Divorce-law experts insist that the situation is not all that bad, that a correctly handled Mexican divorce is perfectly valid in most of the 50 states. But if someone contests it later, defending a Mexican quickie-cheapie can prove long-drawn-out, costly and uncertain.
Instant Residence. At the start all seems wondrously easy. The average wife who hates her average husband and has an average competent lawyer, can get on a plane to El Paso, say, and be back home the next day—divorced. From El Paso she crosses the border to Juarez in the Mexican state of Chihuahua. She makes her way past bars and tacky tourist shops to the Municipal Palace, where she meets a Mexican lawyer by prearrangement, signs the great registration ledger of the clerk of the court, pays one dollar, and gets a slip of paper certifying that she is indeed in Juárez. In Most cases it is not even necessary for either party to appear.

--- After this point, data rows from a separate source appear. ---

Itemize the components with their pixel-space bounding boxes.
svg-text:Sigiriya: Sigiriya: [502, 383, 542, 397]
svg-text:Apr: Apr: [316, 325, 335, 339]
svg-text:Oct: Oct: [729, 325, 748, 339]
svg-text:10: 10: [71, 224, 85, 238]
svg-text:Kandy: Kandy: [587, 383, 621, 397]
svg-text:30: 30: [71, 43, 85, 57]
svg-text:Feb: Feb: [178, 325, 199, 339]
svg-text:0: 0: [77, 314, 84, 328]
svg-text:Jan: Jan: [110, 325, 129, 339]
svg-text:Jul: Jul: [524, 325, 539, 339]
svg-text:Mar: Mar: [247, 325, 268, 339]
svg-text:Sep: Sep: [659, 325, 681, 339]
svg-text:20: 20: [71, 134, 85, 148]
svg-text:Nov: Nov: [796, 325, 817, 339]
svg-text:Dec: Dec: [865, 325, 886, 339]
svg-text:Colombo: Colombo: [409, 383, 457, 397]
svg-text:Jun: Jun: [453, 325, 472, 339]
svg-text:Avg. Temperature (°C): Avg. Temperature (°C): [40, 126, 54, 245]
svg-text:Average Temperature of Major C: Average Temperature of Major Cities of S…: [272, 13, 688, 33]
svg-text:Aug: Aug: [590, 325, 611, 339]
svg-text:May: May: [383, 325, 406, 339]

Instead a proxy from authorizes a Mexican attorney to appear in court and request the divorce on behalf of the absent client.
With the paper she acquires instant residence, the chief attraction of Mexican divorces. (Nevada and Idaho require all of six weeks; Alabama, once an easy-divorce state, now requires a full year's residence.) It takes only another few minutes for the judge to grant a divorce; by Chihuahua law, his court now has jurisdiction over the visitor. All further steps will be handled by the Mexican lawyer. The new divorcee gets her elaborate Spanish decree with its impressive ribbons and seals. Legal costs can amount to as little as $500, or as much as the traffic will bear.
The practice until recently has been to arrange for two Mexican lawyers in Juárez, one with power of attorney for the absent spouse. The judge also incorporates into the divorce the Stateside agreement in which husband and wife settled property, alimony, and custody of children.
Most Mexican divorces have the consent of both husband and wife, and few people back out later. But when third parties—disinherited children, later spouses, pension fund administrators—have an interest in the case, they may have grounds for successful court attacks.